The names of foods, cooking methods, and basic ingredients have changed little since antiquity. Greece is a nation of small farmers who produce an incredible array of mainly organically-produced cheeses, oils, fruits, nuts, grains, legumes and vegetables, supplemented by an array of greens and aromatic herbs that grow in the wild. Consequently, most vegetables are cultivated in natural ways, maintaining their aroma and flavour. Important vegetables include tomato, aubergine (eggplant), potato, green beans, okra, green peppers and onions.
Greece’s climate is perfect for growing olive and lemon trees, producing two of the most important elements of Greek cooking. Greek olive oil deserves a special note. This characteristic and ancient element of Greek cuisine is of excellent quality and adds to the distinctive taste of Greek food.

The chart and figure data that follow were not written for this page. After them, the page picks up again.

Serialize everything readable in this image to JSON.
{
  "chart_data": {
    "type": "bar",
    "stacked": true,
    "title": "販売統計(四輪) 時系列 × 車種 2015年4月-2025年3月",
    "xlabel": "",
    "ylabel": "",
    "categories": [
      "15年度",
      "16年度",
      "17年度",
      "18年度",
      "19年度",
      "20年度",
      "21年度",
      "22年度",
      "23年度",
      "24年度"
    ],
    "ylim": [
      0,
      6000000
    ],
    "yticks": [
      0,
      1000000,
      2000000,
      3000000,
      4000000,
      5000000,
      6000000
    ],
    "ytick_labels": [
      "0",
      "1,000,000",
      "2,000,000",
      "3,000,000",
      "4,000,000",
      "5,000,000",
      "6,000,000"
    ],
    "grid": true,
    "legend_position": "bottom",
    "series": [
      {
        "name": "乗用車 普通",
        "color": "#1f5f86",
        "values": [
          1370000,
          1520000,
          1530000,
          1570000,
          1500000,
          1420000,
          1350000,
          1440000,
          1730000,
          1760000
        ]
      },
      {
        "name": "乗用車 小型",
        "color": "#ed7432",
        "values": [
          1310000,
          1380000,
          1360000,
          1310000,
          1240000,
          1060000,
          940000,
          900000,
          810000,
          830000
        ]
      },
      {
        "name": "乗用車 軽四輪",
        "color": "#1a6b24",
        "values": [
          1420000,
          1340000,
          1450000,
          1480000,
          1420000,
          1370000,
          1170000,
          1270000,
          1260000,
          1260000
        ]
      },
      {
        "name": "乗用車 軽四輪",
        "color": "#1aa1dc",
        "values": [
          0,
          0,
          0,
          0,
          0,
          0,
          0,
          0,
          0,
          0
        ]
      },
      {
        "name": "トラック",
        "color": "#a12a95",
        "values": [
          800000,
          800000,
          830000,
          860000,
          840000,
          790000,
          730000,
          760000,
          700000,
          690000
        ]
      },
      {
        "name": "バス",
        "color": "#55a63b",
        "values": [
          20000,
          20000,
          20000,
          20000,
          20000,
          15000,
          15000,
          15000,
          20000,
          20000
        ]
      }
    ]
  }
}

Greek cuisine favours certain native herbs and flavourings, namely: oregano, mint, garlic, onion, dill and bay laurel leaves. Other common herbs and spices include basil, thyme and fennel seed. However, many Greek recipes, especially in the northern parts of the country, use “sweet” spices in combination with meat, for example cinnamon and cloves in stews, though these are not native to Greece.
These are the foods and herbs that form the base of the traditional Greek regimen, to which they add both variety and nutrition. With much of Greece made up of islands – and no part of the Greek mainland more than 90 miles from the sea – fish and seafood are a popular and common part of the Greek diet. The climate and mountainous terrain has tended to favour the breeding of goats and sheep, which are allowed to graze freely, and thus produce cuts of excellent quality. Lamb and goat (kid) are the traditional meats of holidays and festivals. Poultry, beef and pork are also in plentiful supply, with some ancient Greek pig breeds undergoing a revival.
Honey in Greece is very pure and of high quality. It is mainly from the nectar of fruit and citrus trees: lemon, orange and bitter orange, thyme honey, and pine honey, with some excellent coumarin honey, with its unusual, almost savoury taste. Greeks love honey and produce many delicious desserts with it.
Mastic (aromatic, ivory coloured resin), with its unique culinary and health benefits is native to the Aegean island of Chios and can only be found there.
A great variety of cheese types are used in Greek cuisine, including the world famous feta cheese made from goat and sheep’s milk, but also other white cheeses such as: anthotyros, manouri, metsovone and mizithra and matured yellow cheeses such as: kasseri, kefalotyri, graviera, to name just a few.